When I look at *successful open-source software projects,* the ones that actually produce something that works, they all seem to be those that *are started by an individual. One person conceives of something new, creates it even if it's not very good, then gets it out to the people.* Often times there are two or three revisions by the original programmer before the app starts to gain public interest. Finally others, perhaps more skilled than the originator, pick up the project and push it forward, making improvements. I've seen countless pages on Sourceforge for incomplete projects begging for contributors (programmers) that have sat in the same unfinished state for years.

*The point is,* if you want to create a storyworld project, and eventually allow others to contribute, *it's probably best to work on it by yourself until you have something worth showing others.*

*If your storyworld is compelling, contributors will appear.* They always do.
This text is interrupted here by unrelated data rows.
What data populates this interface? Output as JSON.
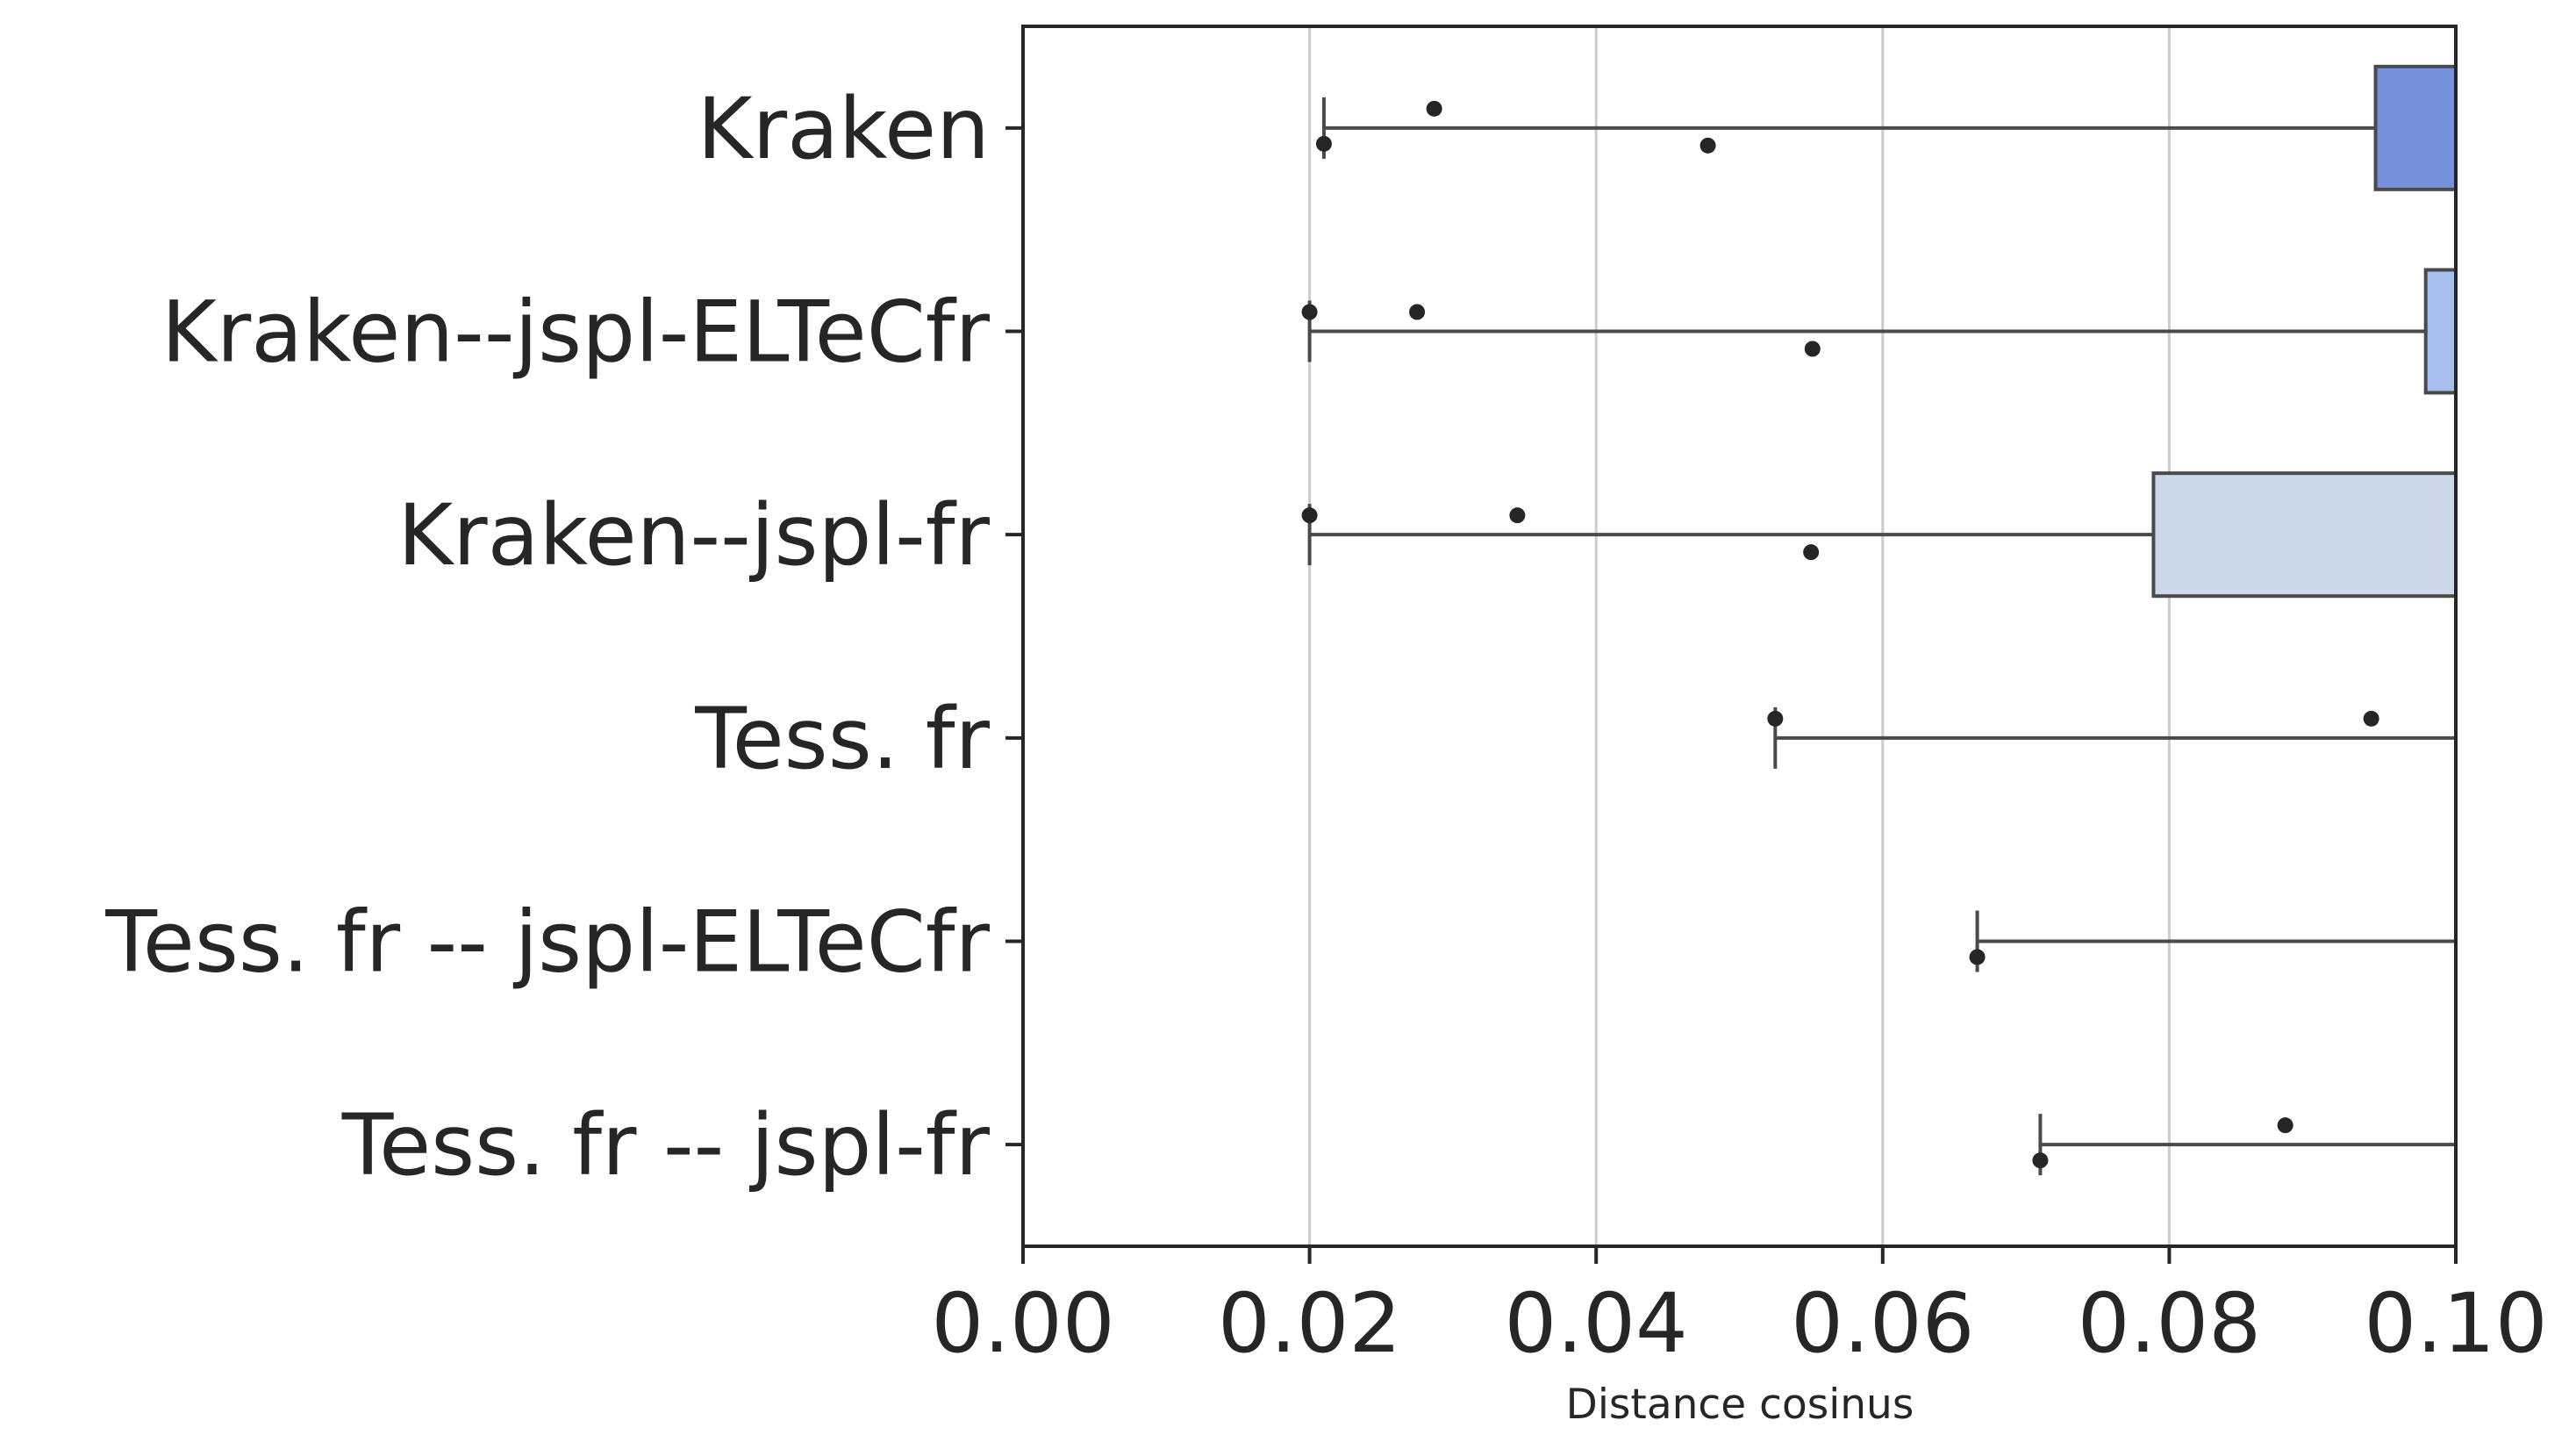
{
  "chart_data": {
    "type": "box",
    "orientation": "horizontal",
    "xlabel": "Distance cosinus",
    "ylabel": "",
    "xlim": [
      0,
      0.1
    ],
    "xticks": [
      "0.00",
      "0.02",
      "0.04",
      "0.06",
      "0.08",
      "0.10"
    ],
    "grid": "vertical",
    "categories": [
      "Kraken",
      "Kraken--jspl-ELTeCfr",
      "Kraken--jspl-fr",
      "Tess. fr",
      "Tess. fr -- jspl-ELTeCfr",
      "Tess. fr -- jspl-fr"
    ],
    "boxes": [
      {
        "category": "Kraken",
        "color": "#7591dc",
        "whisker_low": 0.021,
        "q1": 0.0944,
        "outliers": [
          0.0287,
          0.0478
        ]
      },
      {
        "category": "Kraken--jspl-ELTeCfr",
        "color": "#a6bfee",
        "whisker_low": 0.02,
        "q1": 0.0979,
        "outliers": [
          0.0275,
          0.0551
        ]
      },
      {
        "category": "Kraken--jspl-fr",
        "color": "#cdd9eb",
        "whisker_low": 0.02,
        "q1": 0.0789,
        "outliers": [
          0.0345,
          0.055
        ]
      },
      {
        "category": "Tess. fr",
        "color": "#e7dcd6",
        "whisker_low": 0.0525,
        "q1": 0.1,
        "outliers": [
          0.0941
        ]
      },
      {
        "category": "Tess. fr -- jspl-ELTeCfr",
        "color": "#f3c1a9",
        "whisker_low": 0.0666,
        "q1": 0.1,
        "outliers": []
      },
      {
        "category": "Tess. fr -- jspl-fr",
        "color": "#ec9a80",
        "whisker_low": 0.071,
        "q1": 0.1,
        "outliers": [
          0.0881
        ]
      }
    ],
    "extra_points": [
      {
        "category": "Kraken",
        "x": 0.021
      },
      {
        "category": "Kraken--jspl-ELTeCfr",
        "x": 0.02
      },
      {
        "category": "Kraken--jspl-fr",
        "x": 0.02
      },
      {
        "category": "Tess. fr",
        "x": 0.0525
      },
      {
        "category": "Tess. fr -- jspl-ELTeCfr",
        "x": 0.0666
      },
      {
        "category": "Tess. fr -- jspl-fr",
        "x": 0.071
      }
    ]
  }
}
And some of those contributors will want to take it beyond your Wiki format (or however you've published your storyworld). Real storytellers will fall in love with what you've done and want to create real novels, or even trilogies, etc. So at some point you might want to think about how to share the creative process, or even if you want to share.

Speaking of *setting up a private Wiki,* one can install a product like XAMPP on your working PC, or on a spare PC. XAMPP will give you a working copy of Apache, MySQL, and PHP, as well as several other server-type goodies. The default setup is wide open and unsuitable for exposure to the 'Net, but as your personal development platform it rocks. MySQL and PHP are the foundation of many of the open-source Wikis. XAMPP isn't as easy to use as some packages, so a book or three may be necessary (such as _Apache Cookbook_), but XAMPP is free and it's updated often. The beauty of Apache/MySQL/PHP is that the vast majority of commercial hosting services offer it, so when ready to publish one could simply "drag and drop" the Wiki software and database into the commercial host's server.


*Now if you want to talk about storytelling alternatives to words on a page or screen, that's a completely different subject.* But also compelling.

S~


----------